A distanza di cinque anni dall’affare più costoso nella storia del Napoli, l’operazione che portò Victor Osimhen sotto il Vesuvio torna a far discutere. La Procura di Roma ha infatti richiesto il rinvio a giudizio per Aurelio De Laurentiis e per l’amministratore delegato Andrea Chiavelli, riportando al centro dell’attenzione un caso che la giustizia sportiva aveva già archiviato. Alcune intercettazioni risalenti all’estate del 2020, pubblicate in queste ore da Repubblica, che gettano nuova luce sui retroscena della trattativa con il Lille.
Nello scambio di messaggi, Giuseppe Pompilio, allora vicedirettore sportivo del club, invita Cristiano Giuntoli – all’epoca direttore sportivo del Napoli, oggi alla Juventus – a non lasciare tracce scritte delle comunicazioni: “Non devi scrivere nulla. Tracce nelle mail non se ne lasciano. A voce quello che ti pare.” Una frase che, secondo gli inquirenti, potrebbe indicare la volontà di evitare documentazione relativa a dettagli economici dell’operazione.
L’affare più oneroso della storia del Napoli
Era l’estate 2020 quando il Napoli ufficializzò l’arrivo di Victor Osimhen dal Lille per una cifra complessiva di circa 70 milioni di euro: 50 milioni in contanti e altri 20 milioni legati al trasferimento di quattro giocatori – Karnezis, Liguori, Manzi e Palmieri – valutati complessivamente appunto 20 milioni. Giovani promesse che, però, non hanno mai realmente trovato spazio in Francia e le cui valutazioni, secondo la Procura, sarebbero state gonfiate per generare plusvalenze fittizie. L’indagine punta proprio a questo: capire se l’operazione Osimhen sia stata condotta nel pieno rispetto dei principi contabili o se, come ipotizzano i magistrati, ci sia stato un tentativo di alterare i bilanci societari.

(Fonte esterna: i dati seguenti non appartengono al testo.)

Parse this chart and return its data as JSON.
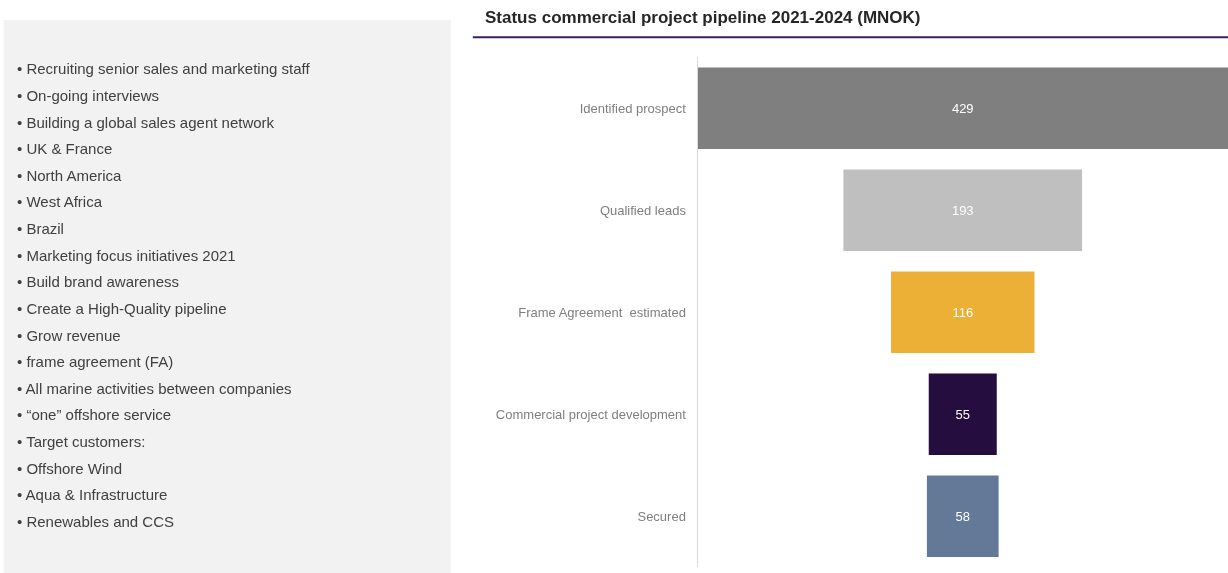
{
  "chart_data": [
    {
      "type": "other",
      "annotations": [
        "• Recruiting senior sales and marketing staff",
        "• On-going interviews",
        "• Building a global sales agent network",
        "• UK & France",
        "• North America",
        "• West Africa",
        "• Brazil",
        "• Marketing focus initiatives 2021",
        "• Build brand awareness",
        "• Create a High-Quality pipeline",
        "• Grow revenue",
        "• frame agreement (FA)",
        "• All marine activities between companies",
        "• “one” offshore service",
        "• Target customers:",
        "• Offshore Wind",
        "• Aqua & Infrastructure",
        "• Renewables and CCS"
      ]
    },
    {
      "type": "other",
      "title": "Status commercial project pipeline 2021-2024 (MNOK)",
      "categories": [
        "Identified prospect",
        "Qualified leads",
        "Frame Agreement  estimated",
        "Commercial project development",
        "Secured"
      ],
      "values": [
        429,
        193,
        116,
        55,
        58
      ],
      "colors": [
        "#7f7f7f",
        "#bfbfbf",
        "#ebb035",
        "#250d3f",
        "#647898"
      ],
      "data_labels": true
    }
  ]
}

Dall’archiviazione sportiva al fronte penale
La Procura Federale della FIGC aveva già indagato sul caso, decidendo di archiviare il procedimento nel 2022 per assenza di violazioni disciplinari. Ma ora è la Procura di Roma a riaprire il dossier sul piano penale, ipotizzando falso in bilancio a carico dei vertici del club. L’inchiesta, seguita dai pm Lorenzo Del Giudice e Giorgio Orano, punta a ricostruire le modalità con cui venne formalizzato il passaggio di Osimhen. Sarà il giudice, nelle prossime settimane, a decidere se accogliere la richiesta di rinvio a giudizio e aprire un processo. Da parte del Napoli, almeno per ora, nessun commento ufficiale. De Laurentiis e il suo staff attendono gli sviluppi, forti della precedente archiviazione in sede sportiva e convinti della correttezza dell’operazione.
Il paradosso del successo
Il destino, però, sa essere ironico. L’affare Osimhen, oggi sotto la lente della magistratura, è lo stesso che ha cambiato la storia recente del Napoli. Il centravanti nigeriano è stato uno dei grandi protagonisti dello Scudetto 2022-2023, con i suoi gol, la sua forza e il suo carisma, simbolo del Napoli vincente di Spalletti. Sul campo, dunque, quella trattativa ha rappresentato un colpo di genio sportivo. Ma sui registri contabili, almeno per gli inquirenti, restano dubbi da chiarire.
Il tema eterno delle plusvalenze
La vicenda Osimhen si inserisce nel più ampio dibattito sulle plusvalenze nel calcio italiano, una pratica tanto diffusa quanto difficile da regolamentare. Determinare il “valore reale” di un calciatore – soprattutto se giovane o proveniente dalle giovanili – è un terreno scivoloso.
In molti casi, la valutazione di mercato diventa uno strumento contabile più che tecnico, utile per sistemare i bilanci e rispettare i parametri economici imposti dalle leghe. Negli ultimi anni, casi simili hanno coinvolto anche Juventus, Genoa e Sampdoria, con esiti diversi ma un punto in comune: la necessità di una maggiore trasparenza nelle operazioni di mercato.
Tra giustizia e campo
Mentre la giustizia ordinaria fa il suo corso, il Napoli guarda avanti sul piano sportivo. Il club è impegnato a ritrovare equilibrio in campionato e a gestire il futuro del suo gioiello, Osimhen, che resta un patrimonio tecnico ed economico fondamentale. La sensazione, però, è che il caso plusvalenze sia tutt’altro che chiuso. Ogni nuova intercettazione, ogni documento emerso, rischia di riaccendere discussioni che vanno oltre i confini del calcio giocato. E se è vero che il campo è sempre il giudice supremo, questa volta sarà un’aula di tribunale a decidere se l’operazione Osimhen sia stata soltanto un grande affare di mercato o qualcosa di più complesso.